There are some strengths that need to be highlighted. Because the care of SAH patients has been centralized to our department for decades, our cohort is comprehensive. Although there probably are angiogram-negative SAH patients never seeking hospital care, our study sample is representative of the situation in our catchment area during the study time. Further, healthcare records have stored electronically since the early 2000s, making the data readily available and reliable.

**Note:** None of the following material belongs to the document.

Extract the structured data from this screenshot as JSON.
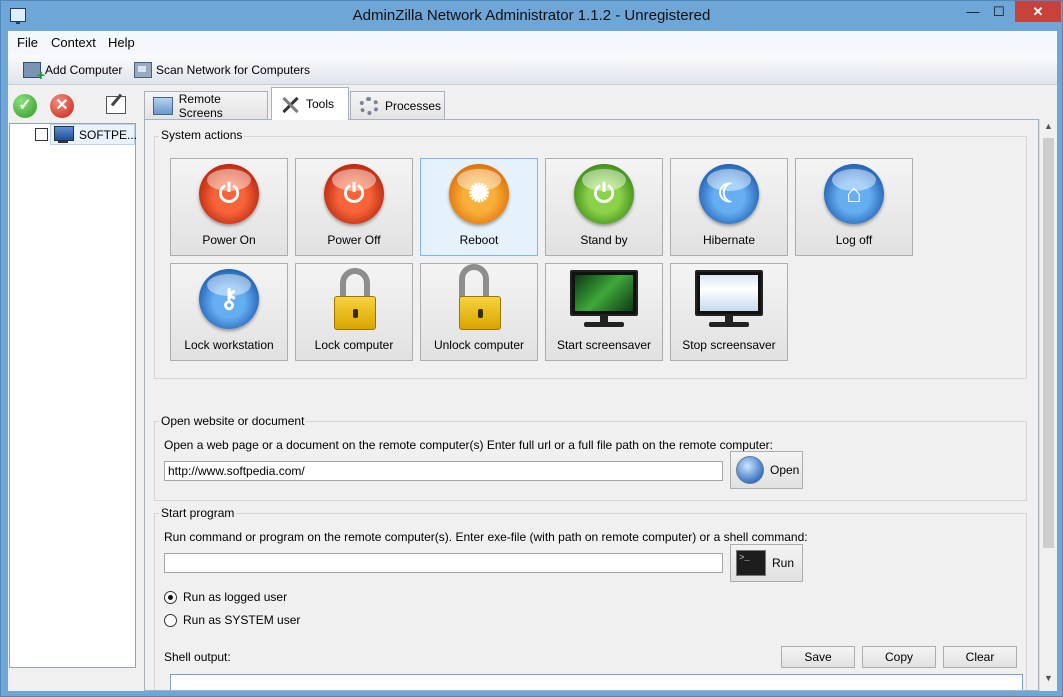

However, some limitations should be mentioned. Our study is retrospective and our cohort stems from one center. Thus, generalizability of our results to other settings might be limited. All patients did not undergo DSA. At our institution, primary screening is done with CTA. Invasive DSA is mainly done to patients with a disproportionate amount of SAH or to patients in poor clinical condition. We had no structured follow-up of patients with angiogram-negative SAH, causing a 15% of lacking outcome data. Also, our cohort comes from a tertiary neuro-ICU. It is possible that some angiogram-negative SAH patients never seek medical care and thus, our, reported numbers (for example, 30% acute hydrocephalus) are overestimating the risk of SAH-related complications. Further, we assessed outcome according to GOS, which does not regard the patient’s neuropsychological state or perceived quality of life. The neuropsychological component has been previously reported as an issue in patients with angiogram-negative SAH, and it would be an implication for further research [4].

Conclusions

Although angiogram-negative SAH is considered a benign illness, we found rather high rates of SAH-related complications. Still, the vast majority did recover to a favorable outcome. Only acute hydrocephalus was associated with unfavorable outcome. The high rate of SAH-related complications highlights the need for neurosurgical care in these patients.